Constant Rate Scheduling: A General Framework for Optimizing Diffusion Noise Schedule via Distributional Change
Shuntaro Okada, Kenji Doi, Ryota Yoshihashi, Hirokatsu Kataoka, Tomohiro Tanaka
TL;DR
CRS introduces a general, discrepancy-based framework to enforce a constant rate of distributional change in diffusion processes, optimizing both training and sampling noise schedules.

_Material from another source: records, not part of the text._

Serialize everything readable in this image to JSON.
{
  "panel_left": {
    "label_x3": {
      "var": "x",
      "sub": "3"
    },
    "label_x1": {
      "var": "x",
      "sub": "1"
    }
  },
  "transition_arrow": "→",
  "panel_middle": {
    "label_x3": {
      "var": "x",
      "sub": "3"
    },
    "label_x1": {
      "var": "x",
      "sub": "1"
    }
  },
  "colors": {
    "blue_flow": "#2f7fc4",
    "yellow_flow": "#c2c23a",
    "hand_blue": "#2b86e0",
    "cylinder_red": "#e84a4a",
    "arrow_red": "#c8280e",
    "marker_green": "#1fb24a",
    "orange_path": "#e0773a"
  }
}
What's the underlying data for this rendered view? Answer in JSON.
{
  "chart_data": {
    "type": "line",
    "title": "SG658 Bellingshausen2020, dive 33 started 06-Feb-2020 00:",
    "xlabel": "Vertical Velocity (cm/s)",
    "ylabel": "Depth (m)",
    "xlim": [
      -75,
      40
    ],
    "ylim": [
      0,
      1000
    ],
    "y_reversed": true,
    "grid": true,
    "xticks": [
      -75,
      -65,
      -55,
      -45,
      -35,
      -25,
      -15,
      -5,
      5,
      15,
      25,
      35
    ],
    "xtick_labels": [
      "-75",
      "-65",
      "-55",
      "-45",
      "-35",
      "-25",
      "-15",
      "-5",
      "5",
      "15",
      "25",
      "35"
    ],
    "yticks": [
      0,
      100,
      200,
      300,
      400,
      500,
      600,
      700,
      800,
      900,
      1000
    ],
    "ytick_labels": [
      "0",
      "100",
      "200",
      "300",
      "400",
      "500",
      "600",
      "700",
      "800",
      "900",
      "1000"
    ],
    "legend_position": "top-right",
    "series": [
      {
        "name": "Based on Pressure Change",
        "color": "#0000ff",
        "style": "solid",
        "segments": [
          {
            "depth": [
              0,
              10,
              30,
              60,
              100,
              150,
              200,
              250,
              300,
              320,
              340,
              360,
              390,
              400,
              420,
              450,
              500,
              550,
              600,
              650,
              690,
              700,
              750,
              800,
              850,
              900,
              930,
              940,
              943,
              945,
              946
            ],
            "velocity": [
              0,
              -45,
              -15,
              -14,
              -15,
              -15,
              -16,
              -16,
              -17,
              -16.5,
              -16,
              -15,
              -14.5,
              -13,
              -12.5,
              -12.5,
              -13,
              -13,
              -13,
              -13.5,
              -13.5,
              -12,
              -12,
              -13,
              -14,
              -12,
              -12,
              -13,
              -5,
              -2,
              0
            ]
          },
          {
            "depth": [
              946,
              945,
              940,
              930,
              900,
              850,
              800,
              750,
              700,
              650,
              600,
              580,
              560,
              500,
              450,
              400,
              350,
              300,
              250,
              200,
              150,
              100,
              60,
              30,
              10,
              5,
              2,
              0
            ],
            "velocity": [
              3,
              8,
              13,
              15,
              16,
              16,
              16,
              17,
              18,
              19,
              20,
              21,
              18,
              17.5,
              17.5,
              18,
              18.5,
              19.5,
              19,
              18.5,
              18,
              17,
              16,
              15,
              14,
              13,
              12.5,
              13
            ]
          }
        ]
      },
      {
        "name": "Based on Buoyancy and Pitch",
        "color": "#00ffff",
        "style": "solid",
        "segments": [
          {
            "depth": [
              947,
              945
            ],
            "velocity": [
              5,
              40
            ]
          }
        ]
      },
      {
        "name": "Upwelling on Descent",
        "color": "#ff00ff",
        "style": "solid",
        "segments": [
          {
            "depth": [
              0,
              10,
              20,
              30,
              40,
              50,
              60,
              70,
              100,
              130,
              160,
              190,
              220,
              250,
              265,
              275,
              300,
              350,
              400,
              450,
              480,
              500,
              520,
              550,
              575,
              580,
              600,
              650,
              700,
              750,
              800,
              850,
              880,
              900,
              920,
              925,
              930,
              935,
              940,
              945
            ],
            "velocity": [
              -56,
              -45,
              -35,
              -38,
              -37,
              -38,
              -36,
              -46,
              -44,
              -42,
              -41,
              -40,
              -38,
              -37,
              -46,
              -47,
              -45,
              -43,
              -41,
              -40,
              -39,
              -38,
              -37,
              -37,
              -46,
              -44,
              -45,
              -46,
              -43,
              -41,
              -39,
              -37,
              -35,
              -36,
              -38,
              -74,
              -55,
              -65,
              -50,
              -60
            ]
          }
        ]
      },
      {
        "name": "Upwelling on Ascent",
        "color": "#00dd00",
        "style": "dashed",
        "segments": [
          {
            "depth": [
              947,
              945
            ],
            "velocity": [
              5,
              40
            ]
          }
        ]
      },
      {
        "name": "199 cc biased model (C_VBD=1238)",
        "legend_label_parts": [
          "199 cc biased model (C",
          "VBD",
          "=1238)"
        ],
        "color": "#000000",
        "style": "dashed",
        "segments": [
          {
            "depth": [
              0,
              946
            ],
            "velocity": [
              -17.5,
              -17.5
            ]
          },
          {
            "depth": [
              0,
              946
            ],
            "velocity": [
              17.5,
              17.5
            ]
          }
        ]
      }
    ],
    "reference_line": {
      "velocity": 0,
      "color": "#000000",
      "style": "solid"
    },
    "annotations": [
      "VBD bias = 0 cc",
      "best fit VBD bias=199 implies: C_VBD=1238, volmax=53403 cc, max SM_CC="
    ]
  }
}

By defining a velocity function ${v(\alpha)}$ from discrepancy measures (FID-based, data-prediction, or noise-prediction) and solving ${\frac{d \alpha(t)}{dt} \propto v(\alpha)^{-\xi}}$, CRS achieves improved sample fidelity and mode coverage across pixel-space and latent-space models, across many NFEs. Empirically, CRS yields state-of-the-art FID on LSUN Horse 256×256 (FID=${2.03}$) and demonstrates broad gains across datasets, samplers, and architectures, though it incurs training-time overhead and relies on domain-appropriate discrepancy measures. The approach offers a unified view of training and sampling schedules, with practical alternatives (e.g., CRS-vx + vcos) to scale to large datasets, and points to future theoretical and methodological developments to further strengthen schedule optimization in diffusion models.
Abstract
We propose a general framework for optimizing noise schedules in diffusion models, applicable to both training and sampling. Our method enforces a constant rate of change in the probability distribution of diffused data throughout the diffusion process, where the rate of change is quantified using a user-defined discrepancy measure. We introduce three such measures, which can be flexibly selected or combined depending on the domain and model architecture. While our framework is inspired by theoretical insights, we do not aim to provide a complete theoretical justification of how distributional change affects sample quality. Instead, we focus on establishing a general-purpose scheduling framework and validating its empirical effectiveness. Through extensive experiments, we demonstrate that our approach consistently improves the performance of both pixel-space and latent-space diffusion models, across various datasets, samplers, and a wide range of number of function evaluations from 5 to 250. In particular, when applied to both training and sampling schedules, our method achieves a state-of-the-art FID score of 2.03 on LSUN Horse 256$\times$256, without compromising mode coverage.